My cousin who is getting married next year has said no dc and he has a litle girl of his own. I'm assuming this is because of money rather than thinking they'll spoil his wedding. We'll have just as much fun. Each to their own I say.

lesley33 · 12/10/2011 07:36

I do think parents used to be more willing to take DC outside if they were misbehaving. And some parents are more precious.

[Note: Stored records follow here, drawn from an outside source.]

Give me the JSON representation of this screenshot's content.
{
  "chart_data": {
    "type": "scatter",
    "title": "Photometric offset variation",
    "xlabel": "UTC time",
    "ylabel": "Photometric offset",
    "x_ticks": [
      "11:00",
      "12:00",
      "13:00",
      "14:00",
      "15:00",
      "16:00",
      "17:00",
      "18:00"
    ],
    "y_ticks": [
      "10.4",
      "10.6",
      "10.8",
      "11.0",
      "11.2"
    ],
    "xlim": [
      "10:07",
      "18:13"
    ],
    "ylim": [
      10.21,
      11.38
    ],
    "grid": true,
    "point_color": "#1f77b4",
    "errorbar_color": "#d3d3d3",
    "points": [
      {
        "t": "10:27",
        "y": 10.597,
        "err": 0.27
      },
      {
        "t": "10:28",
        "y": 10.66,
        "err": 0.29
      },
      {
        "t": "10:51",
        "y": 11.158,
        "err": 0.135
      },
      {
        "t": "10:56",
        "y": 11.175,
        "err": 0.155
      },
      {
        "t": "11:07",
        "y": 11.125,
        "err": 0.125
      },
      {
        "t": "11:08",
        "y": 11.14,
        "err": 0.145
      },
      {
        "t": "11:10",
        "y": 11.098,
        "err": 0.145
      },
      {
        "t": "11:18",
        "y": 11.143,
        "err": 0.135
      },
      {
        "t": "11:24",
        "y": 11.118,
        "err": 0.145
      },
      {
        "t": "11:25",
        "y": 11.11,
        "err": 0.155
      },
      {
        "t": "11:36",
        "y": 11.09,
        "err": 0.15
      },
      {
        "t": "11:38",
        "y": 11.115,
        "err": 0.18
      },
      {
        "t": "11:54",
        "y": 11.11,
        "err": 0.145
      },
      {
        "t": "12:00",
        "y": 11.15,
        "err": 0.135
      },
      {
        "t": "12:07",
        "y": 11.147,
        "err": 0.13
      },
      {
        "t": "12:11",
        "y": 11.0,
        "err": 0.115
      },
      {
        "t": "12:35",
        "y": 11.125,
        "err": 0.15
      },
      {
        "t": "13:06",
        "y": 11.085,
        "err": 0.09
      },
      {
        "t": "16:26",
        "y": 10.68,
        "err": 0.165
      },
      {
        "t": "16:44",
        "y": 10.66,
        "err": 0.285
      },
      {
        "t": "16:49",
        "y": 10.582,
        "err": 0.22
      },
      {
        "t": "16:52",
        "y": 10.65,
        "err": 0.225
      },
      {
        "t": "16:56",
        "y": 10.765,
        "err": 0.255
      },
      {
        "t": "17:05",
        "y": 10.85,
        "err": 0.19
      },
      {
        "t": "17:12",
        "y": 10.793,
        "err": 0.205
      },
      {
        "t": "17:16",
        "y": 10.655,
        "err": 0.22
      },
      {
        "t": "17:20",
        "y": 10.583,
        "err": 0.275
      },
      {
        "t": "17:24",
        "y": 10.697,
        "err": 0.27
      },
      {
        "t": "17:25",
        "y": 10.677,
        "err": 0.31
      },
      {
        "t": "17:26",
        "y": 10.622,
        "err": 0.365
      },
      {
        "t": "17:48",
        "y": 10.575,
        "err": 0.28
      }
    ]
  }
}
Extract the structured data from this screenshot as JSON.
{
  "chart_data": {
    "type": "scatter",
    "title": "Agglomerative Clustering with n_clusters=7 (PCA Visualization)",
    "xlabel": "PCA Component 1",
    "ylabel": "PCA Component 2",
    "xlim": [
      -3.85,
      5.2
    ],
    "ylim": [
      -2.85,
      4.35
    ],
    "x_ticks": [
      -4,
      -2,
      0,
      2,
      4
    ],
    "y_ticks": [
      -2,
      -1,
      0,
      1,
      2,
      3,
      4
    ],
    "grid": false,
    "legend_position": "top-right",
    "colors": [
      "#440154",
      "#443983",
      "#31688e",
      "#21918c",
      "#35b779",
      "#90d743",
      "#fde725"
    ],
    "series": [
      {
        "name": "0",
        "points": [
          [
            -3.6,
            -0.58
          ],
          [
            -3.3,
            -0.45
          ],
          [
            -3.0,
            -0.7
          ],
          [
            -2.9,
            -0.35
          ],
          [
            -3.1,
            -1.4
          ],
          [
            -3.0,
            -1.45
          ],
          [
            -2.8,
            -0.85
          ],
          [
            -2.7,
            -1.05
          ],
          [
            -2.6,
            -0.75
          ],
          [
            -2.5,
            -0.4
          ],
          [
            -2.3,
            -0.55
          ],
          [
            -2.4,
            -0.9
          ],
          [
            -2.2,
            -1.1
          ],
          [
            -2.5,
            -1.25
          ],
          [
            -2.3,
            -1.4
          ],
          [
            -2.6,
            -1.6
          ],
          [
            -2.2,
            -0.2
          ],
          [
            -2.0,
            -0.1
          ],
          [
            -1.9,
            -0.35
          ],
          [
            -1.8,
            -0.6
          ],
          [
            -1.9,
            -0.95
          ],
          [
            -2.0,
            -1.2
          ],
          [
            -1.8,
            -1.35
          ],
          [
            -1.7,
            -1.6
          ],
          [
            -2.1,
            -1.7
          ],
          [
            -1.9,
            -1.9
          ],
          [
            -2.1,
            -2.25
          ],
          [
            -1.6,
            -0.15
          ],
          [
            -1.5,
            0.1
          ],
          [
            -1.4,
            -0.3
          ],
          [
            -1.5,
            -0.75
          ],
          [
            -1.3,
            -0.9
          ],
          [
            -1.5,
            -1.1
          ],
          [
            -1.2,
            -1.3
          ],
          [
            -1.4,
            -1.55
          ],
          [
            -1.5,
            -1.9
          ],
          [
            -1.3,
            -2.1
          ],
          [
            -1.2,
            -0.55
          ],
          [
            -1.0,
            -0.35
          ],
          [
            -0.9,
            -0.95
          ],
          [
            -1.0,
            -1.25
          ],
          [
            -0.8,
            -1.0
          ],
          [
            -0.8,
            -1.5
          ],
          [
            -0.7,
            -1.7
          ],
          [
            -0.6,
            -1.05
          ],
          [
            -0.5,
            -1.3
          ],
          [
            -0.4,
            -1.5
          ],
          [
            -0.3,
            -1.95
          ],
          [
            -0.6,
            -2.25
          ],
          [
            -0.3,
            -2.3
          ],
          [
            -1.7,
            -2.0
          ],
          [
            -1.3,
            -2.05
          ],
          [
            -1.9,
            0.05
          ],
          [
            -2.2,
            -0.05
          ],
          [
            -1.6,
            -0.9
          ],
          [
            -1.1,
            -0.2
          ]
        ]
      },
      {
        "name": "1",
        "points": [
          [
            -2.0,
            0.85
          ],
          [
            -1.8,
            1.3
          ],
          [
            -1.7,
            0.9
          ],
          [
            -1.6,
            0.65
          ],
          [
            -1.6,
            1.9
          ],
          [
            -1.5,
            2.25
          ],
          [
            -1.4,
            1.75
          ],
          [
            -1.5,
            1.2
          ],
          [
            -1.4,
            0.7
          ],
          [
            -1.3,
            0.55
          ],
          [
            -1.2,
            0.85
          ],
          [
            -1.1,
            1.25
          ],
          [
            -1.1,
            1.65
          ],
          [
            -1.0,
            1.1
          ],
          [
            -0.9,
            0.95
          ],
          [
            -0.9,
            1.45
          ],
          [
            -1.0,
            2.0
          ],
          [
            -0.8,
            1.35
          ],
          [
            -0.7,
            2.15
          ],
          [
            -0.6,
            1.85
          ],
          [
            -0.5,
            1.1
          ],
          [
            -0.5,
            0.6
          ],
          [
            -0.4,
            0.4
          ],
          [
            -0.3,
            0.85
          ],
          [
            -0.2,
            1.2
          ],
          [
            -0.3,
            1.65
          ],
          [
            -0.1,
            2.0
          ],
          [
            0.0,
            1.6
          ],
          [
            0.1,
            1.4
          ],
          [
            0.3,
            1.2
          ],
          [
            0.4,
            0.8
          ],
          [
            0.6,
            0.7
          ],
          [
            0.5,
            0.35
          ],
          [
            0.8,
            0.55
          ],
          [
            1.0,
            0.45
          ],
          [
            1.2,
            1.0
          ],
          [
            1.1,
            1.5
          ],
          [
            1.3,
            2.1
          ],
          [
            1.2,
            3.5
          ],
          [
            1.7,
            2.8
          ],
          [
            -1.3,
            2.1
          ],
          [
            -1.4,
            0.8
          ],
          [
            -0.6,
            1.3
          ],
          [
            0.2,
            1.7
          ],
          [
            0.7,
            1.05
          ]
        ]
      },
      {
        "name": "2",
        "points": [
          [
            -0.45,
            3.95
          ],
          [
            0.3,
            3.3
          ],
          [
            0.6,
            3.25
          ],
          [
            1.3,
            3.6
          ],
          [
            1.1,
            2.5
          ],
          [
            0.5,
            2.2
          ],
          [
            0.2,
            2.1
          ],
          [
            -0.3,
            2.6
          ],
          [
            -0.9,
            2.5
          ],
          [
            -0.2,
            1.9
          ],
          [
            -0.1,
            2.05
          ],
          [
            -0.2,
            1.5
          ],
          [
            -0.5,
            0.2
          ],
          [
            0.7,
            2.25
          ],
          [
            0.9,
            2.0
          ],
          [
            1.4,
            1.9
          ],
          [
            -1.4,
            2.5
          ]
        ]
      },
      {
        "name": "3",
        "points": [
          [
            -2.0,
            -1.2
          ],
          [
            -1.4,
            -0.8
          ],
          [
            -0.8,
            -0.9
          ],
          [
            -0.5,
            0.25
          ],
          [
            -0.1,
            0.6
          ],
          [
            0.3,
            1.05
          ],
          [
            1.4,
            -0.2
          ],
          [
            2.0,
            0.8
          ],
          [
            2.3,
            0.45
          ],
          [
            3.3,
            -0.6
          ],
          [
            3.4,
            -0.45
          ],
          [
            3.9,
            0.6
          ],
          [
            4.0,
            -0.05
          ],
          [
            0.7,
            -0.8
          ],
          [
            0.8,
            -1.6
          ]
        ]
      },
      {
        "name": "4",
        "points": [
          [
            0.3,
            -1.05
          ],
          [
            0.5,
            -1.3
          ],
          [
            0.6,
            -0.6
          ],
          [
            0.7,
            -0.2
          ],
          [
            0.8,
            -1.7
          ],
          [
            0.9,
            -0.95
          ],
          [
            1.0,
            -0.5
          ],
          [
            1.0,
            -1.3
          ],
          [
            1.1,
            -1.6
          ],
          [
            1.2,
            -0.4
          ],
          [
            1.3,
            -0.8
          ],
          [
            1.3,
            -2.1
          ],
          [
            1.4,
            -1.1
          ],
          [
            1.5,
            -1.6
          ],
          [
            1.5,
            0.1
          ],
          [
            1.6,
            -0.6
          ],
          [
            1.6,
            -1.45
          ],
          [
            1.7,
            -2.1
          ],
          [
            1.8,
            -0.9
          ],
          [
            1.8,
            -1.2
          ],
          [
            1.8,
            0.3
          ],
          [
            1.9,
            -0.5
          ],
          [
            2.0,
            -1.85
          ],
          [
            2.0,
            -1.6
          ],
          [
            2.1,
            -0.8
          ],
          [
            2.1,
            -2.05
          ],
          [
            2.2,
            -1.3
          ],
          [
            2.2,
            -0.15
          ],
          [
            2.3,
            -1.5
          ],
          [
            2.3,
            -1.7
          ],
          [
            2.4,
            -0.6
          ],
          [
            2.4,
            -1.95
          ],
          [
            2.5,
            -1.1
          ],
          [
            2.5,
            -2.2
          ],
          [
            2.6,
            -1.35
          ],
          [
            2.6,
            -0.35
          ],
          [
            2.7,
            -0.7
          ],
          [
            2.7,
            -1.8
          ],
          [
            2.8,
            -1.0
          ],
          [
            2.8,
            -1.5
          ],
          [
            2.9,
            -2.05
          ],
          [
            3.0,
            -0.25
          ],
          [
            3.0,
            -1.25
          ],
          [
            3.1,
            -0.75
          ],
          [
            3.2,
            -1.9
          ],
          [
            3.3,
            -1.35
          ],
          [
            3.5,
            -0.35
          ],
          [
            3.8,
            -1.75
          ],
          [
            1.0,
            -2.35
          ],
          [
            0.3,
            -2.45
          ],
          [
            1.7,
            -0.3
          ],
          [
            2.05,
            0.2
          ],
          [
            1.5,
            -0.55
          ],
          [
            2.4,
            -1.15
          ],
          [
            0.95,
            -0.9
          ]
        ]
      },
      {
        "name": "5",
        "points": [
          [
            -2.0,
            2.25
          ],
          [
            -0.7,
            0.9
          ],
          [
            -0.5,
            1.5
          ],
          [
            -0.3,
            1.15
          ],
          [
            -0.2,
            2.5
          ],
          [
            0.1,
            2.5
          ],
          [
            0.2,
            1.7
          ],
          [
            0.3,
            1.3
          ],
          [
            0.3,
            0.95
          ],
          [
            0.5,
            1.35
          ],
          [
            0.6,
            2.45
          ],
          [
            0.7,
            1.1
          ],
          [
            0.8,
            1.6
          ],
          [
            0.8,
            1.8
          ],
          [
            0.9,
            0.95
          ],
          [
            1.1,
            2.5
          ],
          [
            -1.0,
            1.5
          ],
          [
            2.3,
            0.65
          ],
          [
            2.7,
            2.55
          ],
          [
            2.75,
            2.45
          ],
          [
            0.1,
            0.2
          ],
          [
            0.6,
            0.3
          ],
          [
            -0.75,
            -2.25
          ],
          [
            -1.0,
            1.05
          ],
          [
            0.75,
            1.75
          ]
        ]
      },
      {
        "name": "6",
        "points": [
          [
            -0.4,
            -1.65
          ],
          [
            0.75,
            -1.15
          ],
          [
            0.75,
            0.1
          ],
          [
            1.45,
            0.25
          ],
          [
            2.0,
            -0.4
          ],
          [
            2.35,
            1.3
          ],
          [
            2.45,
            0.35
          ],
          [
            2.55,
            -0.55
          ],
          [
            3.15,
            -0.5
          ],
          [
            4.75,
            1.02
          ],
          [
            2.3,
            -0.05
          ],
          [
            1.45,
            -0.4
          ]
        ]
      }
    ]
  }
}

I can't imagine 20 years ago DCs screaming and running around during the ceremony and either the parents not taking them outside, or others not telling the parents to take their DCs outside.

I went to weddings 20 years ago and don't remember DCs interrupting them - although I do remember parents taking their DCs/babies outside if theyw ere crying, etc.

lesley33 · 12/10/2011 07:38

I don't really understand this emphasis by some brides today on I am a princess and this is my special day.

Brides have always wanted to look good on their wedding. But a marriage is about a bride and groom making a commitment, not a "princess" day.